I think about this a lot in the context of publishing. The web has put a premium on short-form content, both because it’s easier to read in the ADD style that today’s interrupt-driven technology is driving us towards, and because it’s easier to build collaboratively. This is why some of O’Reilly’s most successful new publishing projects — our programming Cookbook series, our Hacks series, and of course, Make: and Craft: magazines — as well as our new Short Cuts downloadable PDF publishing program are all built around short-form content.

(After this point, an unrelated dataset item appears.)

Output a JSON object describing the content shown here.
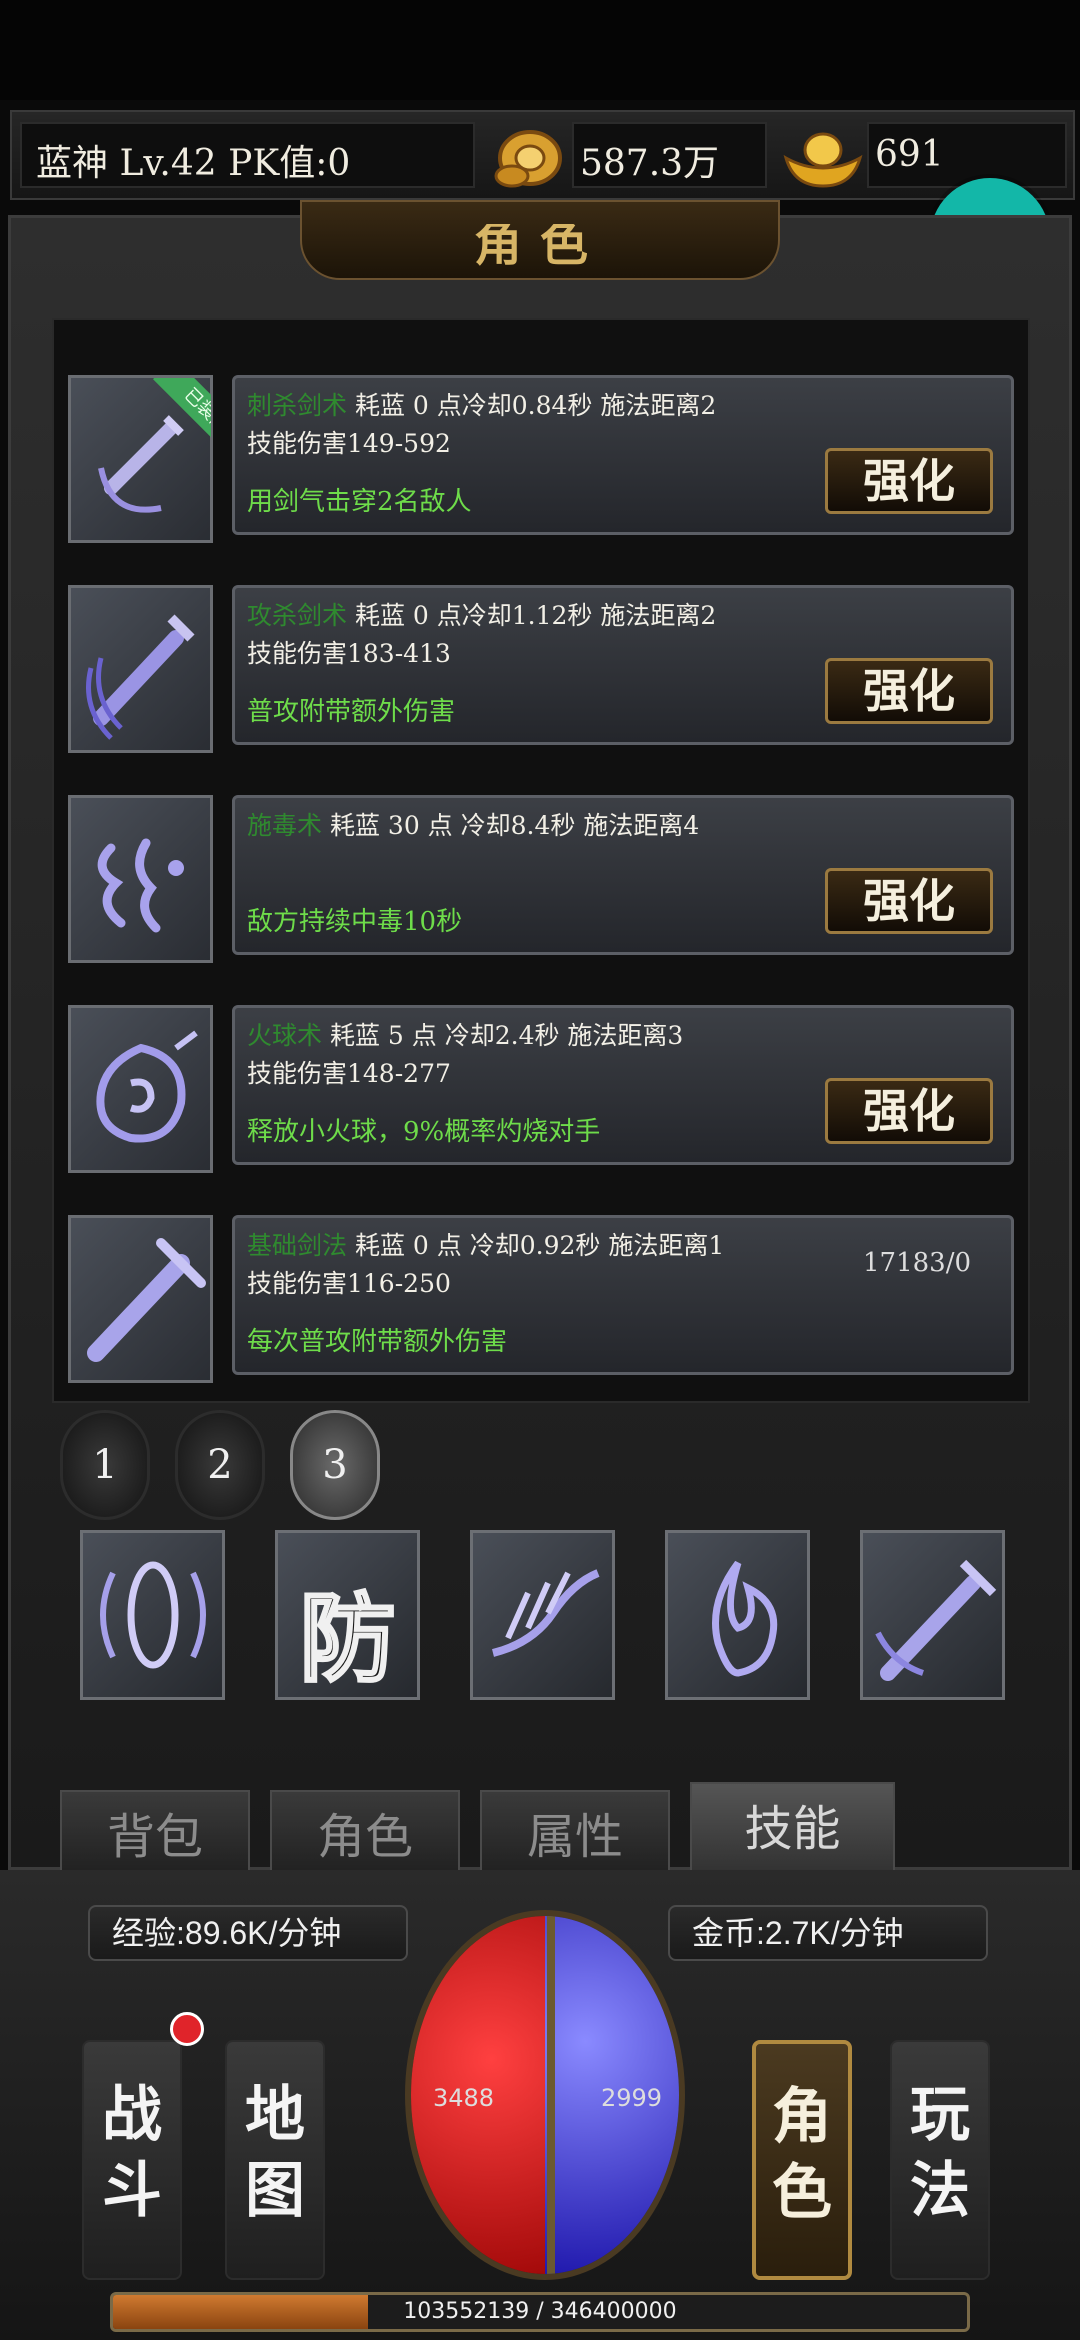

In this regard, I was interested to see Lawrence Solum make the same observation about legal writing on the web:

This Article analyzes the shift of legal scholarship from the old world of law reviews to today’s world of peer reviews to tomorrow’s world of open access legal blogs. This shift is occurring in three dimensions. First, legal scholarship is moving from the long form (treatises and law review articles) to the short form (very short articles, blog posts, and online collaborations). Second, a regime of exclusive rights is giving way to a regime of open access. Third, intermediaries (law school editorial boards, peer-reviewed journals) are being supplemented by disintermediated forms (papers on the Internet, blogs). Blogs and internet conversations between academics are expanding interdisciplinary legal scholarship and increasing the avenues of communication among legal scholars, practitioners and a wide array of interested laypersons worldwide. [via]

Solum is particularly insightful to link short form content and increased participation. I long ago noted that one of the under-appreciated elements in the success of open source software projects was their modular design, which is an essential element of what I’ve elsewhere called an architecture of participation. It’s easier for people to collaborate around small chunks, and to build up larger works piece by piece, than it is for them to work together on a large, complex project with many dependencies.

(Incidentally, this is one reason I wasn’t as excited about the recently touted “wiki book” launched by the Economist. They didn’t study wikipedia closely enough. Wikipedia’s basic unit is the page, not the book, or even the chapter. Its granular organization and its standardized stub format, are keys to its success, not just the fact that editing is open to everybody.)

Where else have you seen the connection between short and modular and openness?